The most common comment at Crossroads this time of year is: when will it be spring? Waiting for spring is not like waiting from Christmas or your birthday. When an event occurs at the same time every year, we can count the days. We know. In the case of spring….as in “growing season spring” ….like flowers and birds and balmy breezes….. we have no clue.
Astronomical spring, on the other hand will absolutely arrive this year on March 20 at 15:57 Universal Time. That’s pretty darn precise, but astronomers have been calculating this event for thousands of years. Just don’t expect to see your tulips blooming just because the calendar says “spring begins.” Astronomers aren’t saying that.
Most people understand that when the North Pole of the Earth tilts toward the sun, we have summer. When the North Pole tilts away from the Sun, we have winter. The transition times, we call spring and fall. On the 2oth of March, this year, the North Pole is not tilting toward or away from the Sun. The length of day and night are just about equal.
When we demonstrate this in the planetarium at our Astronomy Campus at Crossroads, we can project a nice dotted line called the “ecliptic”on the dome ceiling. This dotted line (which also appears on most star charts) shows the path of the Sun as seen from the Earth. In the real sky, this is the celestial equator, the apparent path of the sun by day, and the area of the sky in which we see planets by night. On March 20, the Sun will cross the ecliptic into the northern celestial hemisphere. And we on Earth won’t notice a thing.

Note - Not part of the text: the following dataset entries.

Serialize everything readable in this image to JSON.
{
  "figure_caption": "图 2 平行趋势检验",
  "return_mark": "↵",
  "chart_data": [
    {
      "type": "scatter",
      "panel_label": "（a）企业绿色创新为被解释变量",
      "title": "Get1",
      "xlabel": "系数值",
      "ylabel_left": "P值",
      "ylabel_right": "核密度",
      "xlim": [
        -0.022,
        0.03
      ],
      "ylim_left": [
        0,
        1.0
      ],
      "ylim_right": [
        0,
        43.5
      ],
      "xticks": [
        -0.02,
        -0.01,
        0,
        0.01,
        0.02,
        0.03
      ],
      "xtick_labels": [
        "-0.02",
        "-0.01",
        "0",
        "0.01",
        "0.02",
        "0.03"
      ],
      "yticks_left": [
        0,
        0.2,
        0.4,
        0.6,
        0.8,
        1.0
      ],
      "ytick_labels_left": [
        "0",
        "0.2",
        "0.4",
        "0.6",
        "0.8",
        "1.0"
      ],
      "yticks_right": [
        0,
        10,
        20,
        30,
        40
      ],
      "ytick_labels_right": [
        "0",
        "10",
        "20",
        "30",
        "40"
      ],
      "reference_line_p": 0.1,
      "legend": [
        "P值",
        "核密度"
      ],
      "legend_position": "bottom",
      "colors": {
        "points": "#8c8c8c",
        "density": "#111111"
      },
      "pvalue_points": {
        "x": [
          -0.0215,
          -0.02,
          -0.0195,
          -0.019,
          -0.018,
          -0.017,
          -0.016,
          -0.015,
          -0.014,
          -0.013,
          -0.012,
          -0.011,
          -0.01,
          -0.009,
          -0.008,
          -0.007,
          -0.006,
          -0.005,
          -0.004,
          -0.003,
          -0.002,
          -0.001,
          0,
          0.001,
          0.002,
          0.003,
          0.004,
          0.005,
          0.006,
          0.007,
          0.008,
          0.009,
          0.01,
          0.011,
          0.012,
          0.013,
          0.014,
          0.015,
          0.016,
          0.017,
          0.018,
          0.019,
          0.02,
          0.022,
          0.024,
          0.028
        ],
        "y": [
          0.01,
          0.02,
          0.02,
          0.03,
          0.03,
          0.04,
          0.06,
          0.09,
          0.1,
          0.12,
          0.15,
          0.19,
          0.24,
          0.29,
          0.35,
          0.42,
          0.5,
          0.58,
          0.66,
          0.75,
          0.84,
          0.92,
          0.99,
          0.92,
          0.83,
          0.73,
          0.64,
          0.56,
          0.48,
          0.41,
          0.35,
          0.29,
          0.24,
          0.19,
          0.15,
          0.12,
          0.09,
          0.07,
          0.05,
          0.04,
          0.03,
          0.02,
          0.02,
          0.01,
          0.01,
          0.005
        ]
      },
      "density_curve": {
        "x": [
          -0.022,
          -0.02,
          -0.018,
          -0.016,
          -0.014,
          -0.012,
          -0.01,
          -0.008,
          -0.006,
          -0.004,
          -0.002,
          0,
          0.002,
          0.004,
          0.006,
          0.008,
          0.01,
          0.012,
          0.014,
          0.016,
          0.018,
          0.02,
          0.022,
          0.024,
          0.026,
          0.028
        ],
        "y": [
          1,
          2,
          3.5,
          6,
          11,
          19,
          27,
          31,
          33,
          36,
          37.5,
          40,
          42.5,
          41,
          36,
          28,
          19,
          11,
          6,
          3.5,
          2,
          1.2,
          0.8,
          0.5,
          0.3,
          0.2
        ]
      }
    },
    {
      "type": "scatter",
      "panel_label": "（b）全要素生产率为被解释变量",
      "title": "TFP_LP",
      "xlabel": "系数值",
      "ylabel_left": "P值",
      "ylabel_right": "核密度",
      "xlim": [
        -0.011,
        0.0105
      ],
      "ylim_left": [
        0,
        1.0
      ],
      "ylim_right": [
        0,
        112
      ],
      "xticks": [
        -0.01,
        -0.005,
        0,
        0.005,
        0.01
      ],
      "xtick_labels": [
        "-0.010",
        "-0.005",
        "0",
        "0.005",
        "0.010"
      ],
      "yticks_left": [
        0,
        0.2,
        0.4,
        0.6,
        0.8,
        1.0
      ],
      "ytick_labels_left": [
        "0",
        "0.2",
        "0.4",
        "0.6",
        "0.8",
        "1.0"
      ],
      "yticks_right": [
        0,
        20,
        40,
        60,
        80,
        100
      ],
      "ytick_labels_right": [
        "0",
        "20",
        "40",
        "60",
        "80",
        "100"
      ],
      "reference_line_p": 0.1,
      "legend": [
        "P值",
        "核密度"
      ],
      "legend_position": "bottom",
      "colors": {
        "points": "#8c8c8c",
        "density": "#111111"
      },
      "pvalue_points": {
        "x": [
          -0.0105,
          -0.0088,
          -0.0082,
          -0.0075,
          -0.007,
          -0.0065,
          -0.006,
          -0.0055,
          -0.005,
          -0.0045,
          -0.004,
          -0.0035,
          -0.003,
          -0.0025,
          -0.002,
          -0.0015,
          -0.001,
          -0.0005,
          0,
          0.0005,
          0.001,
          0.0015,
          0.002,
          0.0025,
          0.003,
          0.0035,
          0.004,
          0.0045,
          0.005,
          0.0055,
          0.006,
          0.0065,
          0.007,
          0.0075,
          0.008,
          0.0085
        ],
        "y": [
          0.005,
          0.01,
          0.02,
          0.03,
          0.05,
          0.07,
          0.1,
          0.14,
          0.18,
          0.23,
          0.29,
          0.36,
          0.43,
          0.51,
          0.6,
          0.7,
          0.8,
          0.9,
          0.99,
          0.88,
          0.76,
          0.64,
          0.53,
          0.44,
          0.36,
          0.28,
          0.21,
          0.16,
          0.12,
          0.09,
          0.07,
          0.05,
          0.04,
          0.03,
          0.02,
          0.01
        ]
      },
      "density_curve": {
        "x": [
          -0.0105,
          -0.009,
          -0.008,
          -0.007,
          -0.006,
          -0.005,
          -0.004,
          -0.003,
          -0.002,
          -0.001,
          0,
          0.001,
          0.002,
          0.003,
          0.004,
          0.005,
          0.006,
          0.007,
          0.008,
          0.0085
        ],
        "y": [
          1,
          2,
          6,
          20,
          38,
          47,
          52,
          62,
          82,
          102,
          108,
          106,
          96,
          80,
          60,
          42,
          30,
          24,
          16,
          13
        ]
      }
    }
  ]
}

But that same night, March 20, something rather odd will happen in the night sky. If there are no clouds to hide the event, to viewers on Earth, the bright star Regulus will disappear at about 1:07 AM and then reappear 14.3 seconds later. this brief “blink-out will occur because, coincidentally, on the same day as the equinox, an asteroid will pass directly between the Regulus and the Earth. Professional and amateur astronomers are excited because this occultation will help them learn more about the shape of Asteroid 163 Erigone. Am I staying up for this one? Probably not, even if skies are clear. But I will look for signs of spring.
Robins are lousy indicators of spring. In fact, we’ve had a small flock of robins hanging around Big Creek most of this winter close to Angie’s Trail. Presumably, they’ve been living on fruits and berries. But the first male red-winged blackbird or the cry of the killdeer? Now that might give me hope.
And “sap-cicles”–I’m not sure if that is a real word, but you know those little icicles that hang from the twig tips of maple trees? You may not notice them, the squirrels (both gray and red) will be high in the trees celebrating spring by sipping the sweet sap that is finally flowing.
In melting snow, if the temperature is just right, you may see thousands of tiny jumping insect-like creatures, aptly called springtails, but commonly called snow fleas. Don’t worry. They aren’t fleas, they don’t get on humans or pets, and they don’t suck blood or cause itching. Apparently, they’d rather eat pollen, decaying fungus, sap oozing from trees and (yum!) insect droppings. But if you see them, you’ll know spring is almost here.
Listen for the mate song of the chickadee- the two-note phrase that to me says “Spring’s here.” Truth is, chickadees announce spring long before it really arrives. The start of spring is not instantaneous like the occultation of Regulus. In fact, it’s probably better if spring eases in slowly. We know that winter is necessary for many trees, flowers, seeds, insects, and animals. Winter is a good thing. And the best thing about it is: that eventually, it ends.